Alléluia, Alléluia : « si nous acceptons le témoignage des hommes, à plus forte raison le témoignage de Dieu qui est plus grand ».
Il s’agit dans ces textes de saint Jean des preuves venues du ciel et de la terre en faveur de Jésus Fils de Dieu et homme.
Preuves ou témoignages du ciel, pour établir sa divinité, preuves ou témoignages de la terre pour établir la réalité de son humanité.
Le Père a rendu témoignage à son Fils, au baptême de Jésus, à sa Transfiguration : celui-ci est mon Fils bien aimé. L’Esprit-Saint a rendu témoignage en descendant sur lui en forme de colombe et plus encore, de façon merveilleuse, en venant sur ses disciples comme une langue de feu, à la Pentecôte. Le Fils s’est rendu témoignage à lui-même, par sa doctrine et par ses miracles. Il disait lui-même : Si vous ne croyez pas à ma parole, croyez à mes œuvres, tellement elles étaient indéniables et prouvaient sa divinité.
Mais le Fils de Dieu est homme.
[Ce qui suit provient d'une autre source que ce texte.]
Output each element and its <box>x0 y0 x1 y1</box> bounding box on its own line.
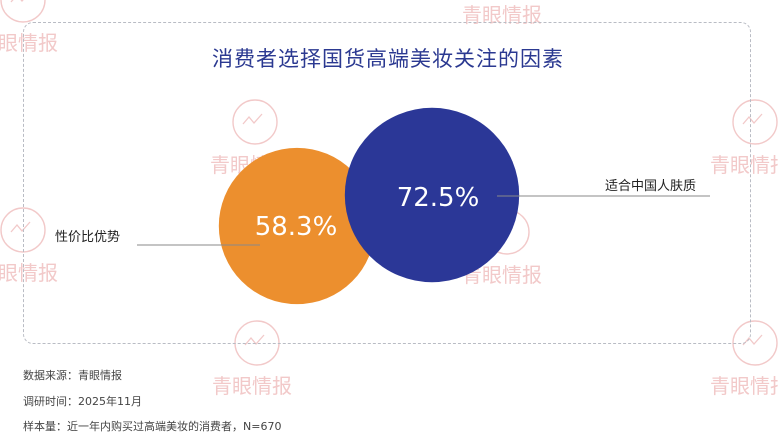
set-value-label-0: 58.3% <box>255 212 338 242</box>
set-circle-1 <box>344 107 520 283</box>
set-label-0: 性价比优势 <box>55 229 120 245</box>
chart-panel: 消费者选择国货高端美妆关注的因素 <box>23 22 751 344</box>
sample-size-note: 样本量：近一年内购买过高端美妆的消费者，N=670 <box>23 420 282 433</box>
set-value-label-1: 72.5% <box>397 183 480 213</box>
set-circle-0 <box>218 147 376 305</box>
survey-date-note: 调研时间：2025年11月 <box>23 395 142 408</box>
chart-title: 消费者选择国货高端美妆关注的因素 <box>212 47 564 71</box>
set-label-1: 适合中国人肤质 <box>605 179 696 194</box>
data-source-note: 数据来源：青眼情报 <box>23 369 122 382</box>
Il fallait prouver également la réalité de son humanité : âme et chair. Jésus l’a prouvée par l’esprit, puisqu’il a pensé comme nous, qu’il a aimé comme nous, et que, vraiment homme, il est mort en rendant l’âme comme nous. Il a prouvé la réalité de son humanité par le sang répandu à flots et cette eau qui sortit de son côté ouvert. Vrai Dieu, vrai homme, ainsi se présente Jésus. Nous pouvons avoir foi au témoignage de Dieu, le plus grand, au témoignage humain, visible de la vie et de la mort de Jésus.
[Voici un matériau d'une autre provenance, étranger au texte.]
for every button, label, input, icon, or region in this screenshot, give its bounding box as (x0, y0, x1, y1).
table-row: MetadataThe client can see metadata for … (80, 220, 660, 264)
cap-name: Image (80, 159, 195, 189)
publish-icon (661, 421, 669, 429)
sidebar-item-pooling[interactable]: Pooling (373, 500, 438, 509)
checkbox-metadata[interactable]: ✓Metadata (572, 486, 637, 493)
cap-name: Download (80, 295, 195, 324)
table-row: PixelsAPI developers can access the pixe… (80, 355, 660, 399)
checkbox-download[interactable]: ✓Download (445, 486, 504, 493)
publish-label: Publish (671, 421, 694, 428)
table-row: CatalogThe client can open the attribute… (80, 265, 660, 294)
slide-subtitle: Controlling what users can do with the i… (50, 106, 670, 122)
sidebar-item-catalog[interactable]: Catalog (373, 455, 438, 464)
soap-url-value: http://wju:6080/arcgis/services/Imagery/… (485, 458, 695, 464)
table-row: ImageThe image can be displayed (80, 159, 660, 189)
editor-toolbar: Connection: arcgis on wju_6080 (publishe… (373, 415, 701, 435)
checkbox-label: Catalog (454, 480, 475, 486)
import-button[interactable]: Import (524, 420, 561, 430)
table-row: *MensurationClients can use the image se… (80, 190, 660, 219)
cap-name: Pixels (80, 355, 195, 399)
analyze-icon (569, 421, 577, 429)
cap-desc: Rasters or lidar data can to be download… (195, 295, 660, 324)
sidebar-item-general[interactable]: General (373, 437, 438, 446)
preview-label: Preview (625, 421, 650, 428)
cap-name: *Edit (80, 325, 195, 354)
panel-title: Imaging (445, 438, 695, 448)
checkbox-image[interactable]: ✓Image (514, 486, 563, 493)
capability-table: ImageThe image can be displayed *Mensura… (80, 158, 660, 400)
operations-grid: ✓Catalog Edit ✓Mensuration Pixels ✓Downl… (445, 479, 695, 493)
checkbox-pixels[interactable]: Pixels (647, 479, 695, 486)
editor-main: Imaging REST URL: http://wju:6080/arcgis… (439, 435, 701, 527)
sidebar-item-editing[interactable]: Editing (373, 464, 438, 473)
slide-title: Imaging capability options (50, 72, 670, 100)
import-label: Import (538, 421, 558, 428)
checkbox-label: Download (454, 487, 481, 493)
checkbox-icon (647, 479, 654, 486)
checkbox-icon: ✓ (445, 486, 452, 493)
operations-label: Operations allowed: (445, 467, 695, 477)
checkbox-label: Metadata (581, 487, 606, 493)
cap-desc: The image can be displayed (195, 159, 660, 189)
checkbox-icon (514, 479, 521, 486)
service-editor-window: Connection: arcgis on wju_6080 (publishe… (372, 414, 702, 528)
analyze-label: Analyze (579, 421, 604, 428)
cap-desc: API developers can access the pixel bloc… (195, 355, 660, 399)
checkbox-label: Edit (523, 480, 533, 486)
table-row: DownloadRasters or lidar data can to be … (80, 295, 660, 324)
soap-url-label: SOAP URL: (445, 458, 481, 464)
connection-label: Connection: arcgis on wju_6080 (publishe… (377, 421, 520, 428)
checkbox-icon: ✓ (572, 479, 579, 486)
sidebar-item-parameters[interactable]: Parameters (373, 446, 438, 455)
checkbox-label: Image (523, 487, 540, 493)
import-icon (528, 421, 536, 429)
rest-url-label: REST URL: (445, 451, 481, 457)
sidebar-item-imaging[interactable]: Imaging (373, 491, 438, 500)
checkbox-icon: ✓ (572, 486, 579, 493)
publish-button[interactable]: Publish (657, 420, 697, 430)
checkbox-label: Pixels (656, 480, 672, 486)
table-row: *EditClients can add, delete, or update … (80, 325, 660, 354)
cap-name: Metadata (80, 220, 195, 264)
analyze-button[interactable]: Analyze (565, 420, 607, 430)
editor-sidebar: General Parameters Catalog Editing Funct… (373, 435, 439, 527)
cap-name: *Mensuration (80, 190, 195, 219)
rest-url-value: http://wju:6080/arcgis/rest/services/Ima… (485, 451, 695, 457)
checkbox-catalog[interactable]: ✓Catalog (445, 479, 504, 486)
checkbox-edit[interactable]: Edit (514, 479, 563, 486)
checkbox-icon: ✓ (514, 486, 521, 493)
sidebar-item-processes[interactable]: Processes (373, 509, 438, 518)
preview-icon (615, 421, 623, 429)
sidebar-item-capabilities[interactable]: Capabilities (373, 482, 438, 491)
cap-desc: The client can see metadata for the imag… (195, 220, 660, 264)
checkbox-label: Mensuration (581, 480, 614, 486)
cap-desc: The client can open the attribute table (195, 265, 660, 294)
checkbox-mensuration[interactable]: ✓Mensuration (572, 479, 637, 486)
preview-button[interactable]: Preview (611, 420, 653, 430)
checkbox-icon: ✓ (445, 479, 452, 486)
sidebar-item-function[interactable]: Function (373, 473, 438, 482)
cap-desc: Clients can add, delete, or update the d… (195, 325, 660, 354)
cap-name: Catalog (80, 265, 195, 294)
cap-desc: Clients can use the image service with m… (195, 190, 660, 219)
Évangile selon saint Jean, c. 19. : « En ce temps-là Jésus ayant reçu le vinaigre dit : Tout est consommé. Inclinant la tête, il rendit l’âme. Or les Juifs (on était au vendredi de la Préparation pascale) ne voulant pas que les corps restassent en croix le jour du Sabbat, car ce jour du Sabbat était très solennel, prièrent Pilate de faire briser les jambes des crucifiés et de les enlever. Des soldats vinrent donc et ils brisèrent les jambes du premier et de l’autre qui avait été crucifié avec lui. Mais quand ils approchèrent de Jésus et qu’ils virent qu’il était déjà mort, ils ne lui brisèrent pas les jambes, mais l’un des soldats lui ouvrit le côté de la lance et il en sortit aussitôt du sang et de l’eau. Celui qui l’a vu en rend témoignage et son témoignage est vrai. »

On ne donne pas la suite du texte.